A Thread of SkyTHREAD OF SKY
By Deanna Fei

When her husband of thirty years is killed in a devastating accident, Irene Shen and her three daughters are set adrift. Nora, the eldest, retreats into her high-powered New York job and a troubled relationship. Kay, the headstrong middle child, escapes to China to learn the language and heritage of her parents. Sophie, the sensitive and artistic youngest, is trapped at home until college, increasingly estranged from her family-and herself. Terrified of being left alone with her grief, Irene plans a tour of mainland China’s must sees, reuniting three generations of women-her three daughters, her distant poet sister, and her formidable eighty-year-old mother-in a desperate attempt to heal her fractured family.

If only it was so easy. Each woman arrives bearing secrets big and small, and as they travel-visiting untouched sections of the Great Wall and the seedy bars of Shanghai, the beautiful ancient temples and cold, modern shopping emporiums-they begin to wonder if they will ever find the China they seek, the one their family fled long ago.

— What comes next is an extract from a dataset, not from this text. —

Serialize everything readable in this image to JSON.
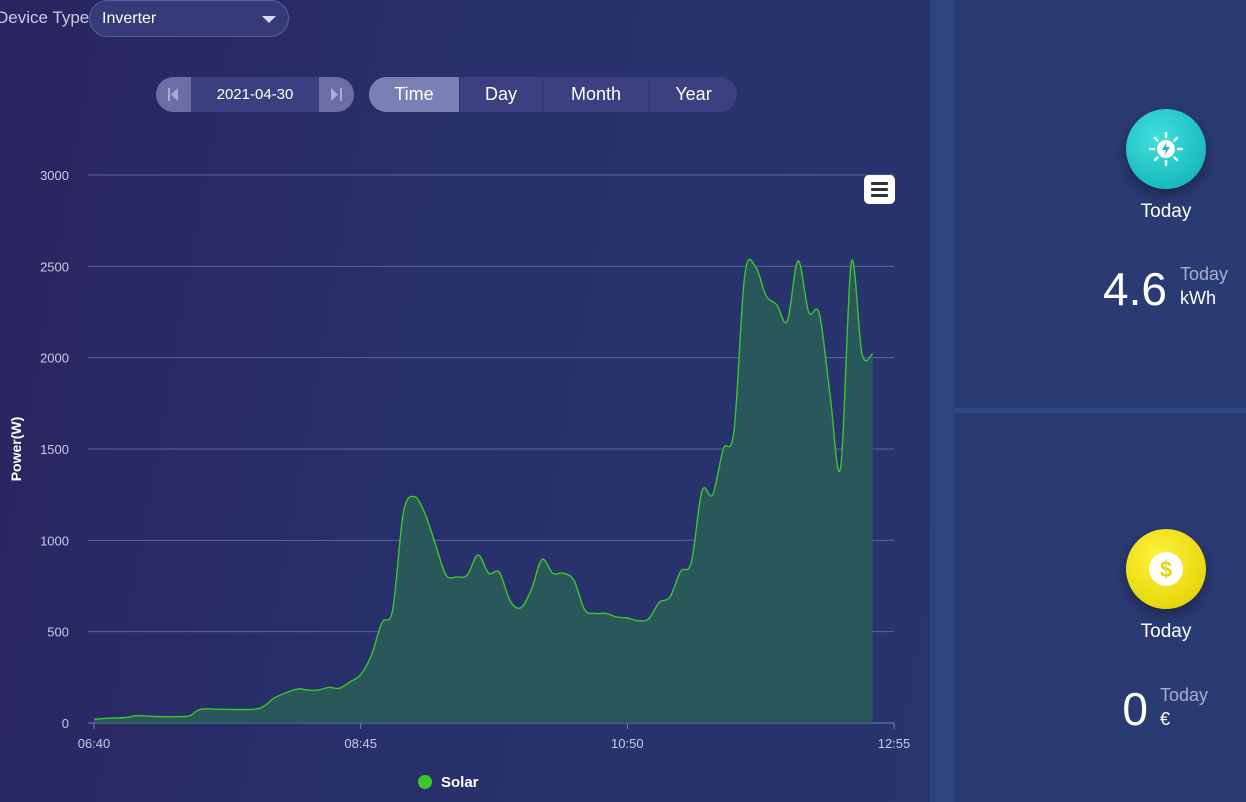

Over days and miles they slowly find their way toward a new understanding of themselves, of one another, and of the vast complexity of their homeland, only to have their new bonds tested as never before when the darkest, most carefully guarded secret of all tumbles to the surface and threatens to tear their family apart forever. A Thread of Sky is a beautifully written and deeply haunting story about love and sacrifice, history and memory, sisterhood and motherhood, and the connections that endure.